The Notes will accrue interest at a rate of 1.875% per annum, payable semi-annually in arrears on May 15 and November 15 of each year, beginning on May 15, 2025. The Notes will mature on November 15, 2029, unless earlier repurchased, redeemed or exchanged. Before August 15, 2029, noteholders will have the right to exchange their Notes only upon the occurrence of certain events. From and after August 15, 2029, noteholders may exchange their Notes at any time at their election until the close of business on the second scheduled trading day immediately before the maturity date. The Issuer will have the right to elect to settle exchanges either entirely in cash or in a combination of cash and shares of the Company’s common stock. The kind and amount of consideration due upon exchange will be determined based on the exchange value of the Notes, measured proportionately for each trading day in an “Observation Period” (as defined in the Indenture) consisting of 40 trading days, and settled following the completion of that Observation Period. The consideration due in respect of each trading day in the Observation Period will consist of cash, up to at least the proportional amount of the principal amount being exchanged, and any excess of the proportional exchange value for that trading day that will not be settled in cash will be settled in shares of the Company’s common stock. The initial exchange rate is 4.7998 shares of the Company’s common stock per $1,000 principal amount of Notes, which represents an initial exchange price of approximately $208.34 per share of the Company’s common stock. The exchange rate and exchange price will be subject to customary adjustments upon the occurrence of certain events. In addition, if certain corporate events that constitute a “Make-Whole Fundamental Change” (as defined in the Indenture) occur, then the exchange rate will, in certain circumstances, be increased for a specified period of time.

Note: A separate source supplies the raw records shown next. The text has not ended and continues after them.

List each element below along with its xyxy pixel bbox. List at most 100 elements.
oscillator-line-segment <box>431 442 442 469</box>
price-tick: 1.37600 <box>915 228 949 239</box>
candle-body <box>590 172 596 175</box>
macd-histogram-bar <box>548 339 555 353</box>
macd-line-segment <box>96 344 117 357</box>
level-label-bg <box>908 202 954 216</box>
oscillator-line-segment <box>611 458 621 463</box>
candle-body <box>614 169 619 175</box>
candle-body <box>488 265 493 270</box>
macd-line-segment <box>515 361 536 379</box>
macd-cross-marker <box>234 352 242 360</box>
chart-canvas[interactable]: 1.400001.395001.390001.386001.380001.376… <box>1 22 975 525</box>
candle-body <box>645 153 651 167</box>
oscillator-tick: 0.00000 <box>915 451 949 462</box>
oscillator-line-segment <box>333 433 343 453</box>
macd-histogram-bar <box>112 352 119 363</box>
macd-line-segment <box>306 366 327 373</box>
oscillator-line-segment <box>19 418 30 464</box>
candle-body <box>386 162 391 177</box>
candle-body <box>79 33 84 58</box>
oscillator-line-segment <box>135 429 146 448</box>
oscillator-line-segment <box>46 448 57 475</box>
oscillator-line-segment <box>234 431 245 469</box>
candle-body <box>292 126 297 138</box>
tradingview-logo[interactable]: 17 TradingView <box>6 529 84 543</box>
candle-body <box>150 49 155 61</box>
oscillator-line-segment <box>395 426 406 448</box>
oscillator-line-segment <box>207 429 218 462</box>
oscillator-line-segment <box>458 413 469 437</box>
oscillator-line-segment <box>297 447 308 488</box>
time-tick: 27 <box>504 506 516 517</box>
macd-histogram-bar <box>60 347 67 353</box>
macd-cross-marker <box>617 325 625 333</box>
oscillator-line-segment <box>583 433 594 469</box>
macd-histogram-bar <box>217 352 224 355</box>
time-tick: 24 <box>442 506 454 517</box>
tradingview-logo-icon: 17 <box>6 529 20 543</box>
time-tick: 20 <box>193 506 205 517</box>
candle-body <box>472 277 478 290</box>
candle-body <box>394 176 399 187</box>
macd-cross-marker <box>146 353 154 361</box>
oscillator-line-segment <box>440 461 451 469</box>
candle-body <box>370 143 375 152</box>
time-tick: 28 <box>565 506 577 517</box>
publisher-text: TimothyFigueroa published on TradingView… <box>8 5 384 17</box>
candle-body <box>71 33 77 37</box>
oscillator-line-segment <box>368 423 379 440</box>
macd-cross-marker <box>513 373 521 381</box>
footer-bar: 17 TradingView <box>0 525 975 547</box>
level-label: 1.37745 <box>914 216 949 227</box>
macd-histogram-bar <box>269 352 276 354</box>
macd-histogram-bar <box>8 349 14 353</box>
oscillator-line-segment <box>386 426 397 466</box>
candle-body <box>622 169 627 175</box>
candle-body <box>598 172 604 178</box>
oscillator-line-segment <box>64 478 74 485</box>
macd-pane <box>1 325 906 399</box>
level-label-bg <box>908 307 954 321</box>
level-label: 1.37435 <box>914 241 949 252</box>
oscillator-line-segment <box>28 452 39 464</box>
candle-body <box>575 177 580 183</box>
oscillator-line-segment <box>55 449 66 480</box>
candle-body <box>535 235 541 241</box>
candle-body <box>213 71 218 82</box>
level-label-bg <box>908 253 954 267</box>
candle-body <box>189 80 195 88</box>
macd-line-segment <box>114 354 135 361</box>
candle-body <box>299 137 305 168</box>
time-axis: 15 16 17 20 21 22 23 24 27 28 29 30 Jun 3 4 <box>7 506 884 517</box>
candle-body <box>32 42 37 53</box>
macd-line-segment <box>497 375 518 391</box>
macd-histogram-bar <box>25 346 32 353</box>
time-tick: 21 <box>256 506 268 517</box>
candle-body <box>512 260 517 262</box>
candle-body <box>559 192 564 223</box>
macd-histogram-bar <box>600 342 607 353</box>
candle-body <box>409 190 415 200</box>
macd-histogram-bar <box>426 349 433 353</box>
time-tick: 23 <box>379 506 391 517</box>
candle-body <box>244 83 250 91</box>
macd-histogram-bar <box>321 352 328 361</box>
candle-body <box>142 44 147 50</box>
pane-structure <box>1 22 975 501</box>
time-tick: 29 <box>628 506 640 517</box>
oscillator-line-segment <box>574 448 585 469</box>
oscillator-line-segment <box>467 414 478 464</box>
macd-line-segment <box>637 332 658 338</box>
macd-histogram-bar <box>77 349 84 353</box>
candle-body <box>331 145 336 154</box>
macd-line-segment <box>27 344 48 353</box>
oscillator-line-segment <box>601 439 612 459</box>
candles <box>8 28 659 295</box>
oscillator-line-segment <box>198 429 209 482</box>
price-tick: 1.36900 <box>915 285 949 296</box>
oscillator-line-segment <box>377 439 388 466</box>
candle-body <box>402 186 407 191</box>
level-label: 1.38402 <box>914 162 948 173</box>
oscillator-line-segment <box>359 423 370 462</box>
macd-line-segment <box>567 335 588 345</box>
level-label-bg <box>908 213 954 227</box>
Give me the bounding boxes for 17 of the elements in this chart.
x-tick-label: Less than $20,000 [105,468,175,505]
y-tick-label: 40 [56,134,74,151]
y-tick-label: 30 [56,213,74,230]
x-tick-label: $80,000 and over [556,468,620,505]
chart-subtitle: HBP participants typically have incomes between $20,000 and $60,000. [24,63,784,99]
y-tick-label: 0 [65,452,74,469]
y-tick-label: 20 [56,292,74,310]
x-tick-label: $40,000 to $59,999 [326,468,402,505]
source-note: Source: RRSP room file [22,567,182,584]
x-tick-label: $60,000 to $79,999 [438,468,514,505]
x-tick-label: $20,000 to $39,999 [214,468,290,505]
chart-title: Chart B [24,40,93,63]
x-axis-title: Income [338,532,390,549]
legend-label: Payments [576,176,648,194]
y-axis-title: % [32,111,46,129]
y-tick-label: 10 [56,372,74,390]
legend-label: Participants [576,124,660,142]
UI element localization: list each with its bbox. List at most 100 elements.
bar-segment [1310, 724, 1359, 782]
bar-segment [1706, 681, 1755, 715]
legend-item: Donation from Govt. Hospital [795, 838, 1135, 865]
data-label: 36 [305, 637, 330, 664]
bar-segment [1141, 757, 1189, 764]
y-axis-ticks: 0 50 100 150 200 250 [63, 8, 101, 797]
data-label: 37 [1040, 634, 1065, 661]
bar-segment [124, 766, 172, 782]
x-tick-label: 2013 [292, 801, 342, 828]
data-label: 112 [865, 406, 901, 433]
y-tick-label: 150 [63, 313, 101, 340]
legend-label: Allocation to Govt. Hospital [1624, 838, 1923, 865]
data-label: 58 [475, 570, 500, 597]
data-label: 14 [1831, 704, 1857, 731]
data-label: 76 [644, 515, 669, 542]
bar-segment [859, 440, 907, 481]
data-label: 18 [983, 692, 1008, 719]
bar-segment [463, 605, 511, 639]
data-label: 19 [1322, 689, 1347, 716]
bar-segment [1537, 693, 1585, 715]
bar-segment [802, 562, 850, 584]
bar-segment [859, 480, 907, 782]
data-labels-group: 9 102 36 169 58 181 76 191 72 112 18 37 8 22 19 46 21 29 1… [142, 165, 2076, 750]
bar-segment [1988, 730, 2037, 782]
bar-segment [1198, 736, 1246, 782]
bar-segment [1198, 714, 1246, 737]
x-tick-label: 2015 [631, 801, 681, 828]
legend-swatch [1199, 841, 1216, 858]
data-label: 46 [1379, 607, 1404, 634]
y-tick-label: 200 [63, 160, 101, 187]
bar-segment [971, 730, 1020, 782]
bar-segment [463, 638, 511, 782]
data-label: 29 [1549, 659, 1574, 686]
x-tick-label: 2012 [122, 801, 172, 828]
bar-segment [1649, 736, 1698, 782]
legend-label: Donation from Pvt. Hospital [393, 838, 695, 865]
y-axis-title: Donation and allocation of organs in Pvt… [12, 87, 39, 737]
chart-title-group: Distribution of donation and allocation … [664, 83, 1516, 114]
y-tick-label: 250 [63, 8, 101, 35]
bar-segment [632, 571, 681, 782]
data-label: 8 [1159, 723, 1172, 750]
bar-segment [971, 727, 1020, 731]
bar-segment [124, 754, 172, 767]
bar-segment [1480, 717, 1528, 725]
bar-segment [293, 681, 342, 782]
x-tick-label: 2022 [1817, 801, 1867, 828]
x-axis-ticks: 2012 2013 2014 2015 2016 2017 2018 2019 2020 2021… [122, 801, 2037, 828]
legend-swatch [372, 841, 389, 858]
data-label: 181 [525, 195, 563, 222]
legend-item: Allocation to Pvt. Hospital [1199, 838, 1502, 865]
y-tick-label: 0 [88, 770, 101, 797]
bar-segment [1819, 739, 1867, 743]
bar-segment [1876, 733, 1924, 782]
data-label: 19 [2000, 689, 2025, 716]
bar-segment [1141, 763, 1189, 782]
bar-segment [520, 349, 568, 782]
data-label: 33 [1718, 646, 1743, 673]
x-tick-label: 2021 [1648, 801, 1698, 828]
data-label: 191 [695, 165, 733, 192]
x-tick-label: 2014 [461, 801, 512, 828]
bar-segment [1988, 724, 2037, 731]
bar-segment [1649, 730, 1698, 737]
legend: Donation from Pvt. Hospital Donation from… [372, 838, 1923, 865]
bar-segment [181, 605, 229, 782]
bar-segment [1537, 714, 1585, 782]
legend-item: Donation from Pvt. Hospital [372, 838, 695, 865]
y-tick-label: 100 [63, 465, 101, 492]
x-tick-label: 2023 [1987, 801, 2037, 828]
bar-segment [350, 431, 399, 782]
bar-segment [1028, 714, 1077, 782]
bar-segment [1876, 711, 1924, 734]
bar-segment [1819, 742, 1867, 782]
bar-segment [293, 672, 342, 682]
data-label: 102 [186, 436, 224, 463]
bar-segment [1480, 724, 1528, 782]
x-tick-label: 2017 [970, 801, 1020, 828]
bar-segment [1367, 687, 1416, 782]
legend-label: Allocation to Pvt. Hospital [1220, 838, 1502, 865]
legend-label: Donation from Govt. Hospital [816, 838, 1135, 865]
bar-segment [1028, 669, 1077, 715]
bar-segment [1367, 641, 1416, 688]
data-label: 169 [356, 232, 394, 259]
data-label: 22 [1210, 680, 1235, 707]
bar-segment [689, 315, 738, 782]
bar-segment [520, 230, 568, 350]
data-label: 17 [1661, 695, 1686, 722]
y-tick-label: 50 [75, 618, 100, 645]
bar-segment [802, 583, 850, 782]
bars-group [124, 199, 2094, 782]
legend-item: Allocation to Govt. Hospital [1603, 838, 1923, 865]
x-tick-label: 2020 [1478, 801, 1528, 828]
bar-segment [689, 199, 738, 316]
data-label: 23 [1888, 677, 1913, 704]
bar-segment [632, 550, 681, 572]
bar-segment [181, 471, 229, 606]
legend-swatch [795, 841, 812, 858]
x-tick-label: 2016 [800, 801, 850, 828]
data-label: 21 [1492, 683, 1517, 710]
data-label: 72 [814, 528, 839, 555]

The Notes will be redeemable, in whole or in part (subject to certain limitations described below), at the Issuer’s option at any time, and from time to time, on or after November 22, 2027 and on or before the 40th scheduled trading day immediately before the maturity date, but only if certain liquidity conditions are satisfied and the last reported sale price per share of the Company’s common stock exceeds 130% of the exchange price on (i) each of at least 20 trading days, whether or not consecutive, during the 30 consecutive trading days ending on, and including, the trading day immediately before the date the Issuer sends the related redemption notice; and (ii) the trading day immediately before the date the Issuer sends such redemption notice. However, the Issuer may not redeem less than all of the outstanding Notes unless at least $100.0 million aggregate principal amount of Notes are outstanding and not called for redemption as of the time the Issuer sends the related redemption notice. The redemption price will be a cash amount equal to the principal amount of the Notes to be redeemed, plus accrued and unpaid interest, if any, to, but excluding, the redemption date. In addition, calling any Note for redemption will constitute a Make-Whole Fundamental Change with respect to that Note, in which case the exchange rate applicable to the exchange of that Note will be increased in certain circumstances if it is exchanged after it is called for redemption.